Poetry: My “Take-Charge” Genre
By Nancy Baenziger, Ph.D.
At a Hawaii Writers Guild public reading of my poetry in Waimea, moderator Joy Fisher asked me about my particular creative process: how does that work? My answer was that it's like a migraine; it just comes on, unbidden. Seriously, it simply appears, coalesces like a lump of clay on a potter's wheel, spinning as I subsequently work to mold the form that it clearly wants to take.
People who chronically incur migraines are called "migraineurs." For many of them an event starts with an aura, most often a visual phenomenon. Perhaps a better term for a "poet" (or worse, the gendered distinction of "poetess") would be "poeteur!"
For me, the aura analogue is an auditory one, likely reflecting my affinity with the world of music as well as words. The auditory image emerges first, like that tune that keeps "running through the mind" given the unseemly name of "earworm." Could be that's the initial avenue because this latter domain is my constant companion, running in the background as a constantly-shifting palette of genres from Ockeghem's Renaissance polyphony to Count Basie's jazz. Where many folks need constant background music from a radio or other device while carrying out the activities of daily living, I don't generally seek out external inputs unless I want to hear something specific, because I have my own internal playlist running all the time, surfing through an extensive table of contents. The poetic impulse seems a bit like a change of channel.
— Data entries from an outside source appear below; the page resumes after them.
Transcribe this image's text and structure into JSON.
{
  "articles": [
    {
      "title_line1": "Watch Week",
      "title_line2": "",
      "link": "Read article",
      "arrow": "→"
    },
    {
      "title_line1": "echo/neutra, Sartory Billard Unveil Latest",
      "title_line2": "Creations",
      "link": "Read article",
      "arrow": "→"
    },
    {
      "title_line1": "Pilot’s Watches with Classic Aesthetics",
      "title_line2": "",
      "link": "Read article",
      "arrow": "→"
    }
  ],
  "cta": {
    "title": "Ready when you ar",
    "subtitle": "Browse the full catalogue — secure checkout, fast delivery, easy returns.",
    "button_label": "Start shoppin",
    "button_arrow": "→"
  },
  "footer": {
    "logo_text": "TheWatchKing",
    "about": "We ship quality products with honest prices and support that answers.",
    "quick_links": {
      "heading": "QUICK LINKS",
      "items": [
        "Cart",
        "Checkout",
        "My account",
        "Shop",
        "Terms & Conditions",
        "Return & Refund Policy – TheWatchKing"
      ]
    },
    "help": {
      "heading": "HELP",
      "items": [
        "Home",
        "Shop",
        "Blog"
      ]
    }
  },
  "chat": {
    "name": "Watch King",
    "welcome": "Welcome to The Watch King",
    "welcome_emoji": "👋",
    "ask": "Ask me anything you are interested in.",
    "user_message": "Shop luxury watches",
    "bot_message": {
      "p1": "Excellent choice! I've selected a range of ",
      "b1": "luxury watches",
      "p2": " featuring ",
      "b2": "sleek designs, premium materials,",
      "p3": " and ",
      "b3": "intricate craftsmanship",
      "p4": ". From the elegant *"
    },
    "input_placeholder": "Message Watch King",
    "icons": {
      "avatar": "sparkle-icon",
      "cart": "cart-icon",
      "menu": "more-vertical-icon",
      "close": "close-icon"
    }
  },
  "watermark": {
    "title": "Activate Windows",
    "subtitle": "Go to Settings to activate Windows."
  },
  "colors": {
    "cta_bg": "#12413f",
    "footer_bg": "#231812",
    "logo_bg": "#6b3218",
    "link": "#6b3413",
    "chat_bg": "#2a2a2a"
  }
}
So, I hear it first in my head, literally being spoken by a disembodied voice that doesn't actually sound like one I hear when my own is on video or audio (the latter always makes me cringe). The process is not one of a creator dictating to a scribe, though, but instead a collaboration. Not just words but phrases emerge together, not necessarily in the poem's order although the poem's beginning usually begins the emergence. It's very much like a musical composition, needing to sound a certain way.
Notably, my poetry is often in the first person, a rock or river or ancient hominin presenting its viewpoint. (Must be my Saami genes coming on line here; my foremothers believed that rocks spoke to them so I keep the tradition ... and talk back.)
An assembling visual image soon follows, that I can see in front of me and must write down by hand on any handy paper, capturing not just the words but the lines laid out on the page in just the right way, before I lose track. My poeteur's life: bounded by a paper trail on all sides.
[Dr. Baenziger lives in Kamuela, Hawaii. She has been a member of Hawaii Writers Guild since January 2018.]